Three compiled photos illustrate the tension between phylogeny (the branching pattern in the background) and ontogeny (the fish embryo at the phylotypic stage). The central field that links phylogeny and ontogeny represents the phylostratigraphic approach. Image courtesy of V. Solin (http://www.proces15.com) and A. Hartl (http://nautilusfilm.com).

It was first observed two centuries ago that many animal embryos converge on a similar form during development, only to diverge afterwards. This temporal 'waist' in the so-called hourglass model of embryonic development is known as the 'phylotypic stage', and it is thought — controversially, given that it is based on subjective morphological comparisons — to represent an evolutionary conserved period. Now, two transcriptomics studies give this theory strong molecular support by showing that genes active during this period are more ancient and more highly conserved in their expression.

Kalinka, Varga and colleagues directly tested the hourglass model by comparing genome-wide expression profiles across embryonic development in six species of Drosophila. By generating a DNA microarray time-course for over 3,000 orthologous genes, they show that variation in temporal gene expression across species is minimal at the phylotypic stage and is greater before and after that point. Modelling suggests that this pattern is best explained by selective constraint, which seems to be strongest at the phylotypic stage. The genes whose expression follows the hourglass pattern are also most likely to be involved in core developmental processes.

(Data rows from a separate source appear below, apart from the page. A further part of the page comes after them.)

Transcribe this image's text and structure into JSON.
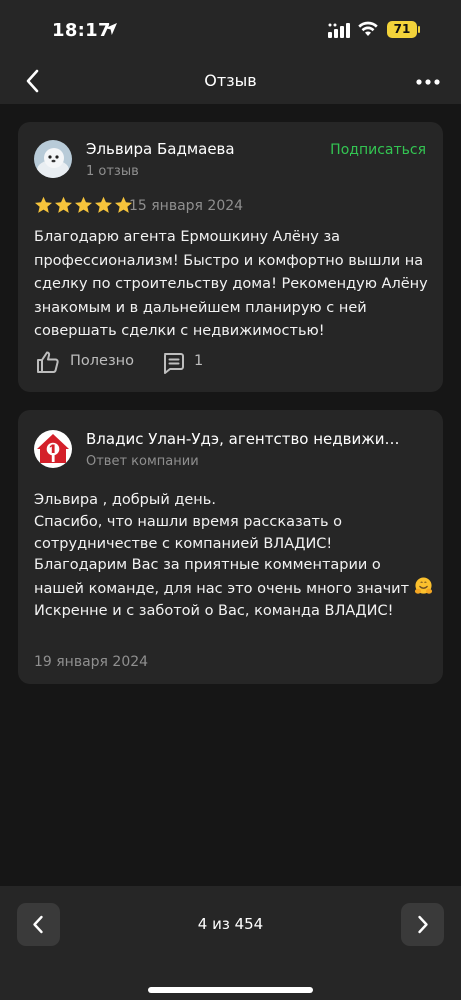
{
  "status_bar": {
    "time": "18:17",
    "battery": "71"
  },
  "nav": {
    "title": "Отзыв",
    "back_icon": "chevron-left-icon",
    "more_icon": "more-horizontal-icon"
  },
  "review": {
    "author": "Эльвира Бадмаева",
    "review_count": "1 отзыв",
    "subscribe_label": "Подписаться",
    "rating": 5,
    "date": "15 января 2024",
    "text": "Благодарю агента Ермошкину Алёну за профессионализм! Быстро и комфортно вышли на сделку по строительству дома! Рекомендую Алёну знакомым и в дальнейшем планирую с ней совершать сделки с недвижимостью!",
    "useful_label": "Полезно",
    "comment_count": "1"
  },
  "reply": {
    "author": "Владис Улан-Удэ, агентство недвижимости",
    "role": "Ответ компании",
    "greeting": "Эльвира , добрый день.",
    "line1": "Спасибо, что нашли время рассказать о сотрудничестве с компанией ВЛАДИС!",
    "line2": "Благодарим Вас за приятные комментарии о нашей команде, для нас это очень много значит",
    "line3": "Искренне и с заботой о Вас, команда ВЛАДИС!",
    "date": "19 января 2024"
  },
  "pagination": {
    "counter": "4 из 454"
  },
  "colors": {
    "accent_green": "#33c552",
    "star": "#f5c33b",
    "card": "#262626",
    "background": "#161616"
  }
}
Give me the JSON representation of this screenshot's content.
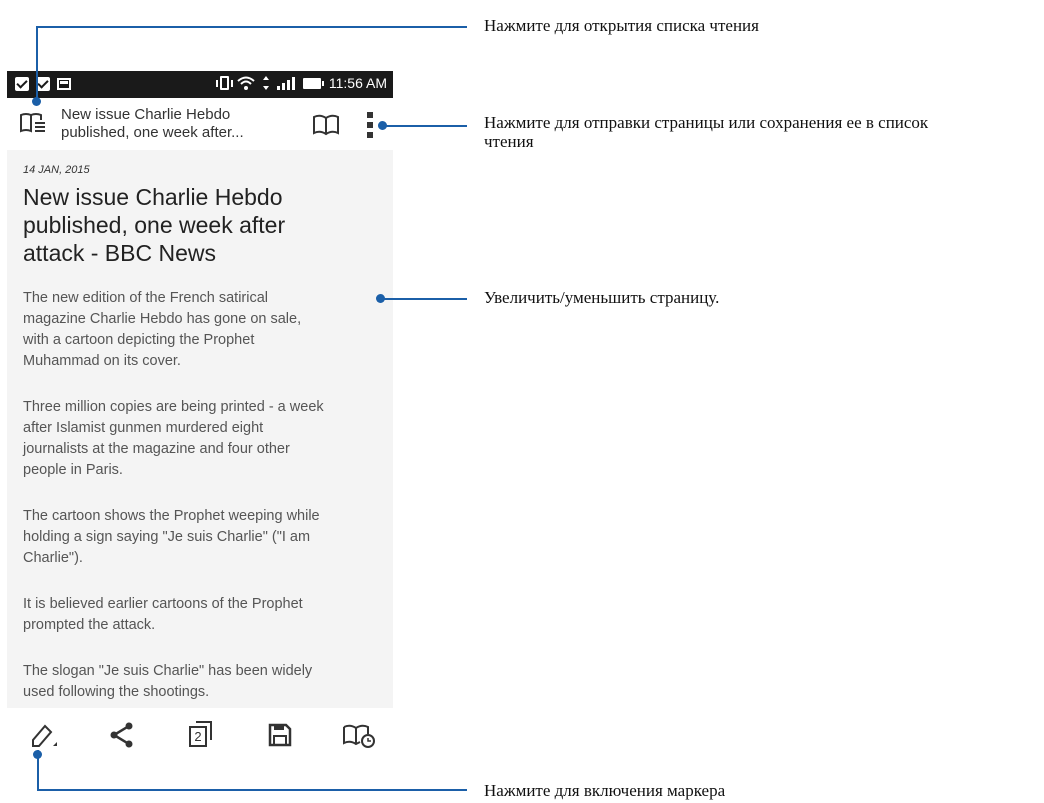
{
  "status_bar": {
    "time": "11:56 AM"
  },
  "toolbar": {
    "title_line1": "New issue Charlie Hebdo",
    "title_line2": "published, one week after..."
  },
  "article": {
    "date": "14 JAN, 2015",
    "headline_line1": "New issue Charlie Hebdo",
    "headline_line2": "published, one week after",
    "headline_line3": "attack - BBC News",
    "paragraphs": [
      [
        "The new edition of the French satirical",
        "magazine Charlie Hebdo has gone on sale,",
        "with a cartoon depicting the Prophet",
        "Muhammad on its cover."
      ],
      [
        "Three million copies are being printed - a week",
        "after Islamist gunmen murdered eight",
        "journalists at the magazine and four other",
        "people in Paris."
      ],
      [
        "The cartoon shows the Prophet weeping while",
        "holding a sign saying \"Je suis Charlie\" (\"I am",
        "Charlie\")."
      ],
      [
        "It is believed earlier cartoons of the Prophet",
        "prompted the attack."
      ],
      [
        "The slogan \"Je suis Charlie\" has been widely",
        "used following the shootings."
      ]
    ]
  },
  "bottom_bar": {
    "page_count": "2"
  },
  "callouts": {
    "reading_list": "Нажмите для открытия списка чтения",
    "share_save_line1": "Нажмите для отправки страницы или сохранения ее в список",
    "share_save_line2": "чтения",
    "zoom": "Увеличить/уменьшить страницу.",
    "highlighter": "Нажмите для включения маркера"
  },
  "colors": {
    "callout_line": "#1b5fa8",
    "status_bar": "#1a1a1a",
    "content_bg": "#f4f4f4"
  }
}
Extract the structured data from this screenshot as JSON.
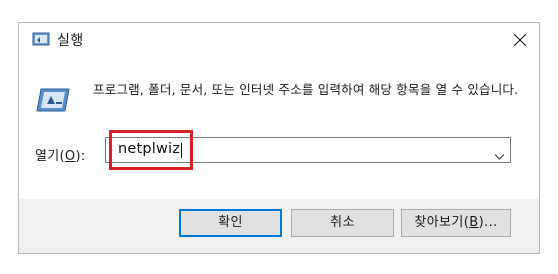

In a related study, Domazet-Lošo and Tautz combined transcriptomics and evolutionary developmental genomics to connect morphological novelties to the evolutionary age of genes that are expressed at different developmental stages. They used a previously described approach known as 'phylostratigraphy' to divide the genome into gene classes, each of which encompasses genes that have evolved at a distinct evolutionary stage (for example, a set of genes might be common to all cells, to all animals or to all chordates). By overlaying this gene classification on the developmental transcriptome of zebrafish (Danio rerio), they showed that genes that are expressed at the phylotypic stage belong to the oldest and most conserved set; by contrast, genes expressed earlier or later are more likely to belong to more newly evolved gene sets. A similar pattern was also seen in published data from Drosophila melanogaster, Anopheles gambiae and Caenorhabditis elegans.

The phylotypic stage is the step at which the principal animal body-plan is laid down — the conserved expression profile described by these studies would have been established early in the evolution of multicellular life, and the steps both before and after it would have diverged to forge the morphological diversity we see across animal species. However, the mechanism that preserves the expression profile seen in the hourglass waist remains to be definitively established: is the mid-embryonic stage actively constrained by selection or is it under less pressure to evolve than early and late stages? These studies open up opportunities to address such mechanistic questions experimentally.